Passage to India

While I’m having a stab at poetry criticism, someone asked me why I liked Whitman’s ‘Passage to India’ so much. This is what I sent them.

On Passage to India, I suppose it’s that most optimistic poems are trite – I really don’t like Wordsworth’s Daffodils! – or are about happiness from enduring the unendurable. Passage to India is hopeful that there need be no division between our spiritual and technological achievements; it’s ambitious (massively so!) but doesn’t bemoan the world.
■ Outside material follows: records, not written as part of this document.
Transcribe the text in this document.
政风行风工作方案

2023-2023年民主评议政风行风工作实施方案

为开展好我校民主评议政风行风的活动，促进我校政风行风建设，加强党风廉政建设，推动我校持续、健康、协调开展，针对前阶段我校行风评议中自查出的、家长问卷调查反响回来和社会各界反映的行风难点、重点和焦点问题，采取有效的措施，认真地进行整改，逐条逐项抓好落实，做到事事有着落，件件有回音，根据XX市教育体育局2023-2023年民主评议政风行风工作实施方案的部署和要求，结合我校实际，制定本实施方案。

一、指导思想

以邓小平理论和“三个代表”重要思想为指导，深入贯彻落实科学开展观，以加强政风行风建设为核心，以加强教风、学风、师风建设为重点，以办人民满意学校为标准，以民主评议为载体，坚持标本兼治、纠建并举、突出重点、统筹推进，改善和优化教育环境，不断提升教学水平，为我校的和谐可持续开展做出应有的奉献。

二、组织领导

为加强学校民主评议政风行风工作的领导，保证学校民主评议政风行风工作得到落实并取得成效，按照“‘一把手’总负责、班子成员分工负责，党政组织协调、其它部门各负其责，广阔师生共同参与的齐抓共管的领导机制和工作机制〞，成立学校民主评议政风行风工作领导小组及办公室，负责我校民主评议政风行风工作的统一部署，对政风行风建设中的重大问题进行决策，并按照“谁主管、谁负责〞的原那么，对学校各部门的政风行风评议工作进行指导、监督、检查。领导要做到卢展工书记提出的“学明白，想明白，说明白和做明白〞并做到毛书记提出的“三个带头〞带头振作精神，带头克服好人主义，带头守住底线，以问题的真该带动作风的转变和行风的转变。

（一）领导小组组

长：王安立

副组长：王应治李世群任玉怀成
It won’t necessarily be so, and Whitman knows the damage that the love of scientific advancement can do if it has no other purpose, but he believes that we can use achievements like the Suez Canal or the telegraph across the Atlantic or a ferry across a river for the good of humanity and the good of individual humans by finding whatever in us wants and longs to be more than we are. I know a ferry seems mundane, but I think for Whitman it’s celebrating that we found a way to cross something that was in our way so we could know what was over there, wherever that is. I know there are problems with the poem, not least the Orientalism and the teleology, and I know that Whitman’s style is even more bananas here than usual, but I actually believe he thought that we could reach a better version of our selves. I do like that Whitman, at his best, just does not care what anyone thinks about his archaic language, his asides, or the impossibly broad sweep of what he’s doing. Some poems read, some speak, some sing, some chant. Passage to India dances, and doesn’t care if anyone’s watching or not.